O’Tacos insécurise le petit monde des community managers

O’Tacos insécurise le petit monde des community managers
AUTEUR

Edgar Morray

PUBLIÉ

Le


Un des problèmes de notre génération tertiarisée, c’est qu’une partie infime mais bruyante bosse en agences de communication. Bien pire, elle en est fière. Son égo est généralement inversement proportionnel à son salaire, mais elle se berce de l’illusion de marcher dans les pas de Don Draper. Elle n’exerce pourtant qu’un boulot de manard numérique pour M&M’s.

Les CM exercent un job de stagiaire manutentionnaire et tentent par tous les moyens de dissiper l'incommensurable vacuité de leur taff rémunéré 25k/an. Comme pour oublier qu’ils ne sont au final que l’équivalent digital du larbin tendant le journal 20 Minutes devant une station de métro, ils s’imaginent champions de leur petit monde numérique. O’Tacos bouleverse cette fable en replaçant les contenus sociaux à hauteur de ce qu’ils sont : des memes cheap pour des communautés de simplets.

Les agences de communication dépensent le budget habillement de Brigitte Macron pour se hisser péniblement à hauteur de couille d’un O’Tacos, qui est en roue libre sur la crasserie de ses publications.
 

 

 

Photo basse qualité du produit en mode raw comme un six minutes amateur sur Xhamster, le CM pousse juste du juteux et du POV, la plupart des contenus sont d’ailleurs piochés à la louche dans les photos postées sur Instagram par les clients.

On est à des années-lumière de la communication brossée d’un McDo ou d’un Quick où le sandwich est plus coquet que moi avant un date Tinder.
 

Dégringolade sociale et incompréhension face au troupeau de zozos à animer


C’est qu’il existe un véritable mésappariement culturel entre le fils de bourgeois qui a fait le Celsa en se branlant sur les livres de Beigbeder pour terminer CM et celui qui s’évertue à suivre McDo & Oasis sur Facebook après un énième échec scolaire.

 

Ce post doit être l’aboutissement de deux heures de brainstorm et de plusieurs process de validation entre l’agence et la marque.

 

O’tacos sera toujours un crachat de Jacquouille à la gueule des pédants se pensant spirituels après avoir réalisé des memes gênants pour Sprite.
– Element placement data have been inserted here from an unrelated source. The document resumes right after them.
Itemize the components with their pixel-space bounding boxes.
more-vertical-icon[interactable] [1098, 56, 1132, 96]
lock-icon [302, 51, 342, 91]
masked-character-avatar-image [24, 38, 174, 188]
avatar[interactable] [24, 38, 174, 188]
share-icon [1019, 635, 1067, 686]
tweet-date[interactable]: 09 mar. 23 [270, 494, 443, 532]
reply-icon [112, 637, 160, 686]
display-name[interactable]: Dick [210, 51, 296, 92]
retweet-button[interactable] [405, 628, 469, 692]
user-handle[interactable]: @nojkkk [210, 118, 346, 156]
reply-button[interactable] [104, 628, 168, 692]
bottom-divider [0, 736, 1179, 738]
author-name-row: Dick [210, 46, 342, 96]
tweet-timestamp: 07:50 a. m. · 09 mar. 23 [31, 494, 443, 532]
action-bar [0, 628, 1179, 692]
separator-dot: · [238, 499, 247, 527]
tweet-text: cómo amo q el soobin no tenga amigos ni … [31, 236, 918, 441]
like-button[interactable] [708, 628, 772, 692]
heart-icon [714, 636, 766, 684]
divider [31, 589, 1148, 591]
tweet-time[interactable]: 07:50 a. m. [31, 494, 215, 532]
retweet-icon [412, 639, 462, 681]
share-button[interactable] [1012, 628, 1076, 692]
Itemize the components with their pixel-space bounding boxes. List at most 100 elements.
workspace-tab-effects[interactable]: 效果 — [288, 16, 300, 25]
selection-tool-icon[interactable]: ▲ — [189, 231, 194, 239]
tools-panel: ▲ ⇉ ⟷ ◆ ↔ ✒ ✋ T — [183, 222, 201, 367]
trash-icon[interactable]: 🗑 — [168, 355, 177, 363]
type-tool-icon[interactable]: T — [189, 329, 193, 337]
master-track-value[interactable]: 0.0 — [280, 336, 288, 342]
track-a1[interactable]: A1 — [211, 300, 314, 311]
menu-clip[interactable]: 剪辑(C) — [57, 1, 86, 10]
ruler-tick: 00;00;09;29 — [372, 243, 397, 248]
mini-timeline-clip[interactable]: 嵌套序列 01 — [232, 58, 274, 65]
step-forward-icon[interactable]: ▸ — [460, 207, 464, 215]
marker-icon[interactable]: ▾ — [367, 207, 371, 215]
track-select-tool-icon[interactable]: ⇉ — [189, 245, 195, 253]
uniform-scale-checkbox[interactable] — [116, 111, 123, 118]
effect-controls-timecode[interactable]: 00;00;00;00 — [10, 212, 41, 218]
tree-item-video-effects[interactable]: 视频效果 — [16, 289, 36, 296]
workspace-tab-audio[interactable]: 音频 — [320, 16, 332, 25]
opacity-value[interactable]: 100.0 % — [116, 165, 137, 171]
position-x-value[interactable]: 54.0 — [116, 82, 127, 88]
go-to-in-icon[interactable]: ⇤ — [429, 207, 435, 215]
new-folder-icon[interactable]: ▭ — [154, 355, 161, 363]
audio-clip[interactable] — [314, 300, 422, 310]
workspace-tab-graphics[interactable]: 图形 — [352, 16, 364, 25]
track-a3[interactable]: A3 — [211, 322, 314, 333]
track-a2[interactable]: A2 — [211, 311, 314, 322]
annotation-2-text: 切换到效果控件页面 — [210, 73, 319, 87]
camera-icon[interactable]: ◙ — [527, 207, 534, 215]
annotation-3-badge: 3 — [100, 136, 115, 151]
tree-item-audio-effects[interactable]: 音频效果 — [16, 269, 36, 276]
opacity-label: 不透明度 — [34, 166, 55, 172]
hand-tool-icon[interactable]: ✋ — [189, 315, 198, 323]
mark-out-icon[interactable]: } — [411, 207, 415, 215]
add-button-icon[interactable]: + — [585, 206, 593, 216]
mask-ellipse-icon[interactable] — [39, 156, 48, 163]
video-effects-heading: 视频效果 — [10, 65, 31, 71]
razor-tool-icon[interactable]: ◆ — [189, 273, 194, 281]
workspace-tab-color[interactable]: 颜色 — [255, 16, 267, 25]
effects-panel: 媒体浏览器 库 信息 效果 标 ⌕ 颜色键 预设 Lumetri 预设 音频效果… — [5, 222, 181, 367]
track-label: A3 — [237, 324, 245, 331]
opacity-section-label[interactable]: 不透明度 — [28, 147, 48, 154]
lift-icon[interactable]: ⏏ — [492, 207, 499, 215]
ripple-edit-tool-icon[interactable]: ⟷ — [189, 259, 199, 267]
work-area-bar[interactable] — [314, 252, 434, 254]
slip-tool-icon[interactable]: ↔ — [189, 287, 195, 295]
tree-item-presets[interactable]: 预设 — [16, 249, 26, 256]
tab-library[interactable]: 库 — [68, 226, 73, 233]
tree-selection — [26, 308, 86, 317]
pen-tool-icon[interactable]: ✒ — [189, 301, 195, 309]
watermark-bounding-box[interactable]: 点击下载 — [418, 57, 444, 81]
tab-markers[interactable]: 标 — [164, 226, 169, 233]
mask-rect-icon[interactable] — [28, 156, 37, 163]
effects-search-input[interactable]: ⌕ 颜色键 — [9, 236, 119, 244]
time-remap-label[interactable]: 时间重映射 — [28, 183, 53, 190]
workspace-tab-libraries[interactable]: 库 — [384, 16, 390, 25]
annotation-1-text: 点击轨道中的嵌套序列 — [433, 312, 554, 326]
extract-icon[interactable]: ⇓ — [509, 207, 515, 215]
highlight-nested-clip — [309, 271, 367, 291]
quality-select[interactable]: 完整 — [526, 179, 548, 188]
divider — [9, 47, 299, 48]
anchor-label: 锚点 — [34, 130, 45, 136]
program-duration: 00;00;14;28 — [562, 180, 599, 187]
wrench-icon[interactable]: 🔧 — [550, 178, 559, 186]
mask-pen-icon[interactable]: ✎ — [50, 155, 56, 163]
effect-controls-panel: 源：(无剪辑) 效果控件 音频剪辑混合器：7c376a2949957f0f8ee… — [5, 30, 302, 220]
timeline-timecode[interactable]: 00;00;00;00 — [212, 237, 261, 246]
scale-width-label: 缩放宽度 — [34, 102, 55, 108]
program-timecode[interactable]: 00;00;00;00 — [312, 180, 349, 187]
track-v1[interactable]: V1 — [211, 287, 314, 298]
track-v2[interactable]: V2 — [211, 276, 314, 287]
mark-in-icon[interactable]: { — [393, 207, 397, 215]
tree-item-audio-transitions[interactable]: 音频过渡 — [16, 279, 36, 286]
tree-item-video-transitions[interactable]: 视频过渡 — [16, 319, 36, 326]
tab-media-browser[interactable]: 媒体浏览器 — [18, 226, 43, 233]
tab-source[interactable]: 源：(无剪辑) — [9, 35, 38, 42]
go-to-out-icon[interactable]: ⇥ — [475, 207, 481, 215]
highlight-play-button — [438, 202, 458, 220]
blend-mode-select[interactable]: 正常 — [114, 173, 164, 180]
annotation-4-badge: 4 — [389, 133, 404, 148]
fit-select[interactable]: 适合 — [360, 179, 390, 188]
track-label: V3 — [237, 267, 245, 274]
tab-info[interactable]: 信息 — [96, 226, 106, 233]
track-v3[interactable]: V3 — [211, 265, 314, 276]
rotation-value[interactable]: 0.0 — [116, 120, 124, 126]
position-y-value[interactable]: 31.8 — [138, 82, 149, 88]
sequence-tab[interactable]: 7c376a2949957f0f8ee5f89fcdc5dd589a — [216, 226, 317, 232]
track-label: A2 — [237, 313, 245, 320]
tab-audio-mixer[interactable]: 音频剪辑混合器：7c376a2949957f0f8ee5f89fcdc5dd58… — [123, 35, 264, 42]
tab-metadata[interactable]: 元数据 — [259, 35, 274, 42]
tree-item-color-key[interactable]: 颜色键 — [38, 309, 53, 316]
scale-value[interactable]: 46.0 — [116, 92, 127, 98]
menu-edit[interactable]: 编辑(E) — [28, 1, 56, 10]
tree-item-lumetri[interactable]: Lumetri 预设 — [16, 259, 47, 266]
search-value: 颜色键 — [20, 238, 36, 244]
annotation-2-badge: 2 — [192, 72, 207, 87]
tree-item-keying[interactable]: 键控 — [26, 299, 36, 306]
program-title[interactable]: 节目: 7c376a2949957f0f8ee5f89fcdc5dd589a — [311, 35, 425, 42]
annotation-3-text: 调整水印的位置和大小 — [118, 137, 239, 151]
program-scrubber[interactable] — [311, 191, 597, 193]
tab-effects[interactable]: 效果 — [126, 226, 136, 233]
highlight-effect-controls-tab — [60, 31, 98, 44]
Je t’aime social media manager O’tacos, parce que tu montres qu’un Tacos dégueulassement spongieux parle plus aux gens que la sortie du dernier sandwich Quick aussi retouché que Macron sur sa photo officielle.

O’Tacos souligne qu’il n’y a pas besoin de faire une école de commerce pour déposer un lourd jet de crème dans le gosier du consommateur.

En consultant les statistiques des marques sur Facebook avec un logiciel comme Socialbakers, on s'aperçoit que O’Tacos est la marque qui génère le plus de likes, commentaires et partages, loin devant Coca, KFC, McDonalds, Kinder Bueno, Nutella ou Oasis (en juillet et en août 2017), le tout pour un budget dérisoire et un graphiste en stage de troisième.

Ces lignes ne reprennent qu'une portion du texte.